I sure admired the grace, the strength, and the skill of those we witnessed gliding across the water. I realized, though, that the beauty of their craft was the result of a lot of previous effort and courage.

 I turned around to see Stawamis Chief, a rock face where climbers, some with ropes, some without, grasp the most meagre of handholds and footholds to climb several thousand feet of sheer vertical wall, and did see a climber or two on the wall. Again, not my sport; I’ll probably never do that. But I admire their skill, courage and ultimate achievement.

This morning’s newscast featured a short clip of the host rappelling down the side of a building. “Frightening,” she said, but she’d done it for a charity.

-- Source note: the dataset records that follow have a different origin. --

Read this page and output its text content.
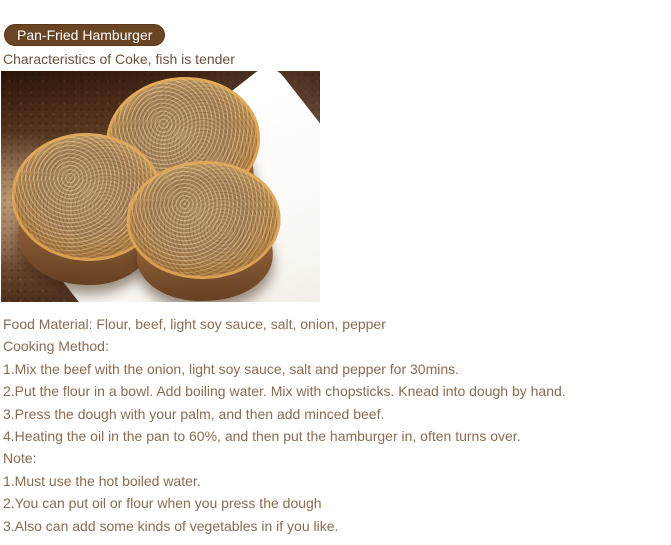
Pan-Fried Hamburger
Characteristics of Coke, fish is tender
Food Material: Flour, beef, light soy sauce, salt, onion, pepper
Cooking Method:
1.Mix the beef with the onion, light soy sauce, salt and pepper for 30mins.
2.Put the flour in a bowl. Add boiling water. Mix with chopsticks. Knead into dough by hand.
3.Press the dough with your palm, and then add minced beef.
4.Heating the oil in the pan to 60%, and then put the hamburger in, often turns over.
Note:
1.Must use the hot boiled water.
2.You can put oil or flour when you press the dough
3.Also can add some kinds of vegetables in if you like.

Now, I haven’t rappelled down the side of a building but I have rappelled down waterfalls and a canyon. I love the sport. And I don’t really find it frightening.

I also love climbing to the tops of mountains. And I venture out into the wild, sometimes alone, where the possibility exists that I could come face-to-face with an uncomfortably large, or fast, animal.

And I love river rafting, and zip-lining, downhill (semi-out-of-control) skiing, and shooting rapids in a canoe. And I’m totally comfortable running along a 2 x 6 wall, twelve feet in the air. But I’ll probably never try bungee jumping or sky-diving. Some risky behaviours are within my comfort zone, some are beyond it.

We have differing interests and differing levels of risk tolerance. Some may participate in activities outside my comfort level but find others within my comfort level too risky.

Our subjective evaluations of risk and reward likely reflect the circumstances that initially introduced us to the activity and the opportunities we have subsequently had, to hone our skills. Mastering these skills follows confidence and hard work. And then the risk level diminishes, or may even evaporate altogether.

Isn’t that a reflection of all of life? We have differing perspectives, differing opportunities and challenges. As we explore and participate in those opportunities, and develop skills in those areas, they become less and less risky behaviours for us. That’s true whether it’s recreational opportunities, employment, business opportunities, social opportunities, relationships.

The common element, though, is that to achieve anything, we have to risk the first step, and then work at it. The idea of “just being a ‘natural’” is virtually non-existent. We get good at something by educating ourselves about it, taking action, devoting ourselves hard at it, and eventually the activity becomes relatively risk-free.

That includes economic activities. It includes investing. As my mentors like to say: “investing is not risky; lack of financial education is risky.” We take a step at a time to learn the skills and gradually the risk diminishes. And the rewards are for those who dare to take one more step beyond the last one, and then the next one beyond that.

For some, the risky initial step may be putting down the deposit on that first home; it’s not unlike strapping on that kite for the first time! It’s the beginning of a process, and who knows what great achievements await? And what economic waves can then be ridden with grace and confidence?

Rent to own tip

Credit repair is one of the main reasons people choose rent-to-own. And one of the nastiest problems in credit issues resulting from disputes with mobile phone providers. It’s easy to ring up big cell phone bills, get into a dispute with the provider, and then simply refuse to pay what seems totally unfair. But, the bottom line is, they will report the missed payment, and your credit will get screwed. Even if you never pay off that ugly bill, in the end you can’t win. The surest way to avoid the problem is: read your contract before you sign it.

Quote of the Week:

Know who you are, and be it. Know what you want, and go out and get it!